Todos os esforços para evitá-lo durante os últimos quatro anos parecem significar nada agora. Todos os argumentos para frear Elisa, quando ela começa a falar sobre Cora e seu Henrique, os avós dele. Toda a dedicação para fugir do ciclo vicioso no qual gira meus arrependimentos e, onde ele tem maior destaque. Todas as batalhas travadas para bloquear as memórias que acompanham sempre as últimas sílabas do nome dele. Toda a bravura para admitir alguma coerência naquele abandono disfarçado de término. Nada faz o menor sentido, porque Pedro Henrique está aqui.

Alguém precisa me explicar que espécie de pegadinha é essa. Ele simplesmente não pode ser o assunto do dia inteiro e se teletransportar para frente do meu prédio horas depois.

Por alguns poucos segundos, me esforço para me convencer de que estou no meio de uma vertigem provocada pelo álcool. Mas uma vertigem não sofre um acidente e deixa a rua inteira sem energia elétrica. Uma coisa como essa não aconteceria nem se eu tivesse bebido a garrafa inteira.

Diga alguma coisa, sua idiota!

Não sei se posso responder. Nunca sei o que dizer a ele.

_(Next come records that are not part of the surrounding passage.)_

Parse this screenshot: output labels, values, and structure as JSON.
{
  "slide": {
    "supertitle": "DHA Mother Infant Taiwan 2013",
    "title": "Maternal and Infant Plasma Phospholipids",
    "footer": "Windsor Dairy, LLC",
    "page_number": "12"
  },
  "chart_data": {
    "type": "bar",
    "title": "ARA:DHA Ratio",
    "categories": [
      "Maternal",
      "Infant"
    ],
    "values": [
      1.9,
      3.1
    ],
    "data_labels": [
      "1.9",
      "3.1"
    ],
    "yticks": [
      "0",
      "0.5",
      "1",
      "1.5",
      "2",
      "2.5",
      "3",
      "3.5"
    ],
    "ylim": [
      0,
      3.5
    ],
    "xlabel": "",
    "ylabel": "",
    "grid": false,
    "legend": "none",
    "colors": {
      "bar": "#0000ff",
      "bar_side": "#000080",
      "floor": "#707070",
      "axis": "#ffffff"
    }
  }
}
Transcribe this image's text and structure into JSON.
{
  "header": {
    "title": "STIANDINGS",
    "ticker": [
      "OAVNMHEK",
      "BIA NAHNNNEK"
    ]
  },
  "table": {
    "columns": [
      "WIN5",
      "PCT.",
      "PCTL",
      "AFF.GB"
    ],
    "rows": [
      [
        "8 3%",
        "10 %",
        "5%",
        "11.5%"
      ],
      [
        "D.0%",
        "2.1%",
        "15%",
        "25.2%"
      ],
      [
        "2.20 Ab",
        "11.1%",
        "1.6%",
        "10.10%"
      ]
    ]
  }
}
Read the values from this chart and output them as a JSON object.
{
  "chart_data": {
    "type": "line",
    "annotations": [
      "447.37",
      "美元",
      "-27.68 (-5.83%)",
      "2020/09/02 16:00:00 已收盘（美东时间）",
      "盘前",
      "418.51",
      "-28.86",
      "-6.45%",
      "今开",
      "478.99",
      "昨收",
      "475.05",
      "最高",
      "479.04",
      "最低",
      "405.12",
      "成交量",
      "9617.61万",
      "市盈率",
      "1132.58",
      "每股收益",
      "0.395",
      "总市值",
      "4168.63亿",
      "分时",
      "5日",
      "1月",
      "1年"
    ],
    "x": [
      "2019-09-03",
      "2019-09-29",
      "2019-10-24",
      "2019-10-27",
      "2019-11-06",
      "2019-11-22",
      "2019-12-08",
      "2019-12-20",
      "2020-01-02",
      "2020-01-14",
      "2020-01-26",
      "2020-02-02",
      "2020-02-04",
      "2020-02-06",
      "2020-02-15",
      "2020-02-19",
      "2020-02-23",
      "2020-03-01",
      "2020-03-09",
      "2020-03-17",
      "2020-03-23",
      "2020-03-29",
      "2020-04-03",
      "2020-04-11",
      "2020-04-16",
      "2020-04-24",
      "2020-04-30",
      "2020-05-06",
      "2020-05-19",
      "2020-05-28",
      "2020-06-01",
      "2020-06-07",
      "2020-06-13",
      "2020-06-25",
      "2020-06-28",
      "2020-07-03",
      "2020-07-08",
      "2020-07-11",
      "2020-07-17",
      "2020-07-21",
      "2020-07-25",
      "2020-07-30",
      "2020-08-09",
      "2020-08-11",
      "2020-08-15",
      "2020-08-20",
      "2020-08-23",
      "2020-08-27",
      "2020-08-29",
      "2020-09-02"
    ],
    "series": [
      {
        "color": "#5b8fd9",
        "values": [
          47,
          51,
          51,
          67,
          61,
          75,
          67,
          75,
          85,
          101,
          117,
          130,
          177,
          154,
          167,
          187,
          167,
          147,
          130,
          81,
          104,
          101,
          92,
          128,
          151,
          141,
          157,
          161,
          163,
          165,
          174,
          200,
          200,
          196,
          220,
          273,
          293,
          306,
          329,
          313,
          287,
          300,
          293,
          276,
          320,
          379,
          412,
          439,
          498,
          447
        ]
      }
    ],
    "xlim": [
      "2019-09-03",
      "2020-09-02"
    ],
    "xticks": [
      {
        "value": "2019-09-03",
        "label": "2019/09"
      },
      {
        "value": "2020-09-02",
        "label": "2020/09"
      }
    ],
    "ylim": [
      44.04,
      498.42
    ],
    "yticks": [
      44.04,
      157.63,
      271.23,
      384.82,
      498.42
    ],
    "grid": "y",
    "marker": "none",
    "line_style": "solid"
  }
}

Estou suando na palma das mãos e cheiro a bebida. Nem quero pensar na minha roupa. Pijamas com desenho de cerejas não é a melhor roupa para encontrar alguém que não vejo há tanto tempo, mesmo que Henrique já tenha me visto tantas vezes com bem menos do que isso. Mesmo assim, é desconcertante. Meu cabelo deve estar uma bagunça e é assim que me sinto.

Esfrego o rosto com a mão com a mesma mão que segurava a lanterna e assisto ela cair nos meus pés. Sincronismo zero, mas, ao menos agora, não posso vê-lo e não consigo reprimir um sorriso por conta disso. As pernas dele estão se mexendo, e aproximando do portão. A cada centímetro, me sinto mais tonta. E idiota por não conseguir parar de sorrir.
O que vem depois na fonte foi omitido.